The Western Church will forget all about her, but the Eastern Church preserves her memory. She is baptised with the name Photini, the luminous one. The one who shares in God’s glory. Not only does she bring all her neighbours to meet Jesus, but she goes on to carry the gospel all around the Roman Empire. She leads so many to Christ that she becomes known as Saint Photini, Equal-to-the-Apostles. Like them, she doesn’t travel alone but with her five sisters, and the son whom God did, in the end, give her. Eventually, she journeys to Rome. And there she is brought before Nero, and imprisoned, and tortured in a variety of increasingly cruel ways, both before and after bringing Nero’s daughter and all her maidservants to profess faith in Christ. Among other punishments, she is thrown into a dry well. But what does it matter if the well is dry? At a well, on the day they first met, Jesus had said to her, ‘Everyone who drinks of this water will be thirsty again, but those who drink of the water that I will give them will never be thirsty. The water that I will give will become in them a spring of water gushing up to eternal life.’ This woman, at the bottom of a well, as isolating and hemmed-in place as you can care to imagine, is Photini, the luminous one. And while Nero hardens his heart in an insatiable quest to offend the gods, God is fixed in his opposition to his actions. The stories of Photini’s suffering and endurance and character and hope are surely apocryphal, revealing an epic battle between darkness and light, manifest in an emperor driving himself insane and a woman of awe-inspiring confidence who learned long ago the lesson she needs to draw on now.

And this brings us to our other reading this morning, from Paul’s letter to the churches in Rome.
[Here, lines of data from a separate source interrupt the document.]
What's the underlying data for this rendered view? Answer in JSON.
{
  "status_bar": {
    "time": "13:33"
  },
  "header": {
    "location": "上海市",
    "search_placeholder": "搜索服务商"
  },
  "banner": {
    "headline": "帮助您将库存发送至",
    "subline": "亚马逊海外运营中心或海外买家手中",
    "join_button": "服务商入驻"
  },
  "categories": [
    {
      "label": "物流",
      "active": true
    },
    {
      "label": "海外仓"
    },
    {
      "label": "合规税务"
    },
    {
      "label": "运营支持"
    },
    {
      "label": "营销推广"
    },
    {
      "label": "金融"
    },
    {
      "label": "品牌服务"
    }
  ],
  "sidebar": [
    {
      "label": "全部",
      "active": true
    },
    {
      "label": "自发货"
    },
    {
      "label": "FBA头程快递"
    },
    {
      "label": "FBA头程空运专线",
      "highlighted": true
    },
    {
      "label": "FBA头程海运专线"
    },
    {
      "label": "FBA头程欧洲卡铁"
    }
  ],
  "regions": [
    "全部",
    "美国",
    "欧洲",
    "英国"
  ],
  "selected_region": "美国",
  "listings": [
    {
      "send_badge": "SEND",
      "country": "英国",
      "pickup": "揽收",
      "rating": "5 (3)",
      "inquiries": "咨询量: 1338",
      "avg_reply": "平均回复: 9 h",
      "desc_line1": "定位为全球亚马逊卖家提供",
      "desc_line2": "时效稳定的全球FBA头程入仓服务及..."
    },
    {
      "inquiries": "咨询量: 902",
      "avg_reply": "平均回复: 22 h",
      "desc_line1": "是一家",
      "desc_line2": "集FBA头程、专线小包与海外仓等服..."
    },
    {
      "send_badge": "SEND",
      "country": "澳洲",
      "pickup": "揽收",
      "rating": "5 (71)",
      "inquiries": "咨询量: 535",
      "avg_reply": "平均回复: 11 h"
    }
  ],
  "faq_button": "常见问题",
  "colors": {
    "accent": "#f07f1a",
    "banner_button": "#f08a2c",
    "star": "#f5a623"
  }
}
Paul contrasts ‘the glory of God’ and ‘the wrath of God’. The glory of God is the manifestation of God’s inherent goodness. The wrath of God is God’s fixed opposition to all that brings death rather than life, all that constrains us in the long term, rather than sets us free. Paul says that where God’s wrath is expressed, we shall be saved, our hope being in sharing in God’s glory.

Paul says, there is a process to this: suffering produces endurance, and endurance produces character, and character produces hope, which will not put us to shame. The word he uses that is translated ‘suffering’ describes a narrow place that hems you in, so that you feel you are without options. That’s the literal meaning. Metaphorically, it describes that internal pressure where you feel that you have no way of escape. In our own language, we might say, ‘caught between a rock and a hard place’. And this produces endurance. The word translated ‘produces’ implies bringing something about by labour, through effort. And the word translated ‘endurance’ expresses the ability to remain in that place: to be willing to remain in the place from which you cannot escape. And this, in turn, produces character; and here the word refers to approval won through testing. Again, in our own language we might say, ‘tried and tested’. This leads to hope, or, a sure expectation.
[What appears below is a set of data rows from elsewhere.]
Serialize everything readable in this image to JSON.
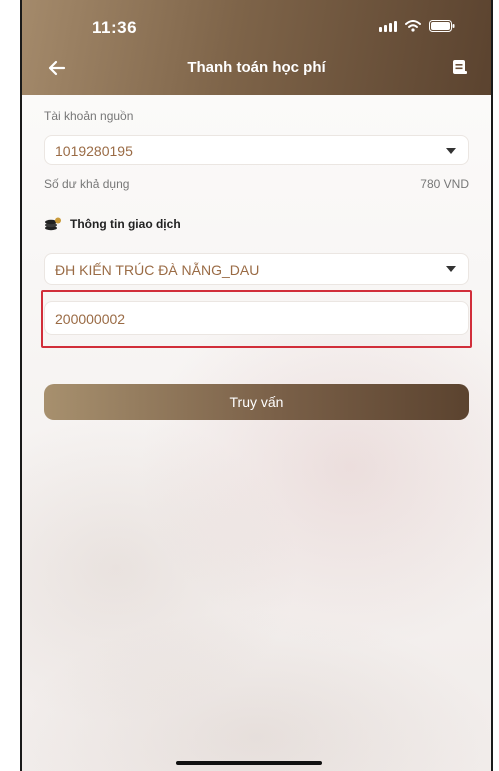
{
  "status_bar": {
    "time": "11:36",
    "signal_icon": "signal-icon",
    "wifi_icon": "wifi-icon",
    "battery_icon": "battery-icon"
  },
  "nav": {
    "title": "Thanh toán học phí",
    "back_icon": "back-arrow-icon",
    "menu_icon": "receipt-icon"
  },
  "source_account": {
    "label": "Tài khoản nguồn",
    "value": "1019280195",
    "dropdown_icon": "caret-down-icon"
  },
  "balance": {
    "label": "Số dư khả dụng",
    "value": "780 VND"
  },
  "transaction": {
    "section_title": "Thông tin giao dịch",
    "section_icon": "coins-icon",
    "school_value": "ĐH KIẾN TRÚC ĐÀ NẴNG_DAU",
    "code_value": "200000002"
  },
  "actions": {
    "query_label": "Truy vấn"
  },
  "colors": {
    "accent": "#7e6449",
    "highlight": "#d12e3a",
    "value_text": "#9a6b45"
  }
}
The community that finds themselves caught between a rock and a hard place, labouring with the Holy Spirit, will find that they can endure, showing themselves to have been tried and tested, and possessing even greater confidence in their expectation of sharing in the glory of God. Note the communal aspect here: ‘we’ and ‘us’ and ‘our’ repeated over and over again. This is not about individual stoicism, but about a community facing adversity together, empowered by God, the Father, the Son, and the Holy Spirit.

Today, we find ourselves in the middle of a pandemic, that will get worse before it gets better. We find ourselves wrestling with the need to respect spatial distancing, while rejecting social distancing: which might mean that, as we gather together less, we phone each other more; might mean, those who can run errands for those who can’t; might mean, we find new ways to resource prayer and worship at home, transforming the burden of isolation into the grace of a season of solitude in the wild places of Lent; must mean we resist viral fear and spread viral hope. Like Photini, may we shine as lights in the world, to the glory of God. Amen.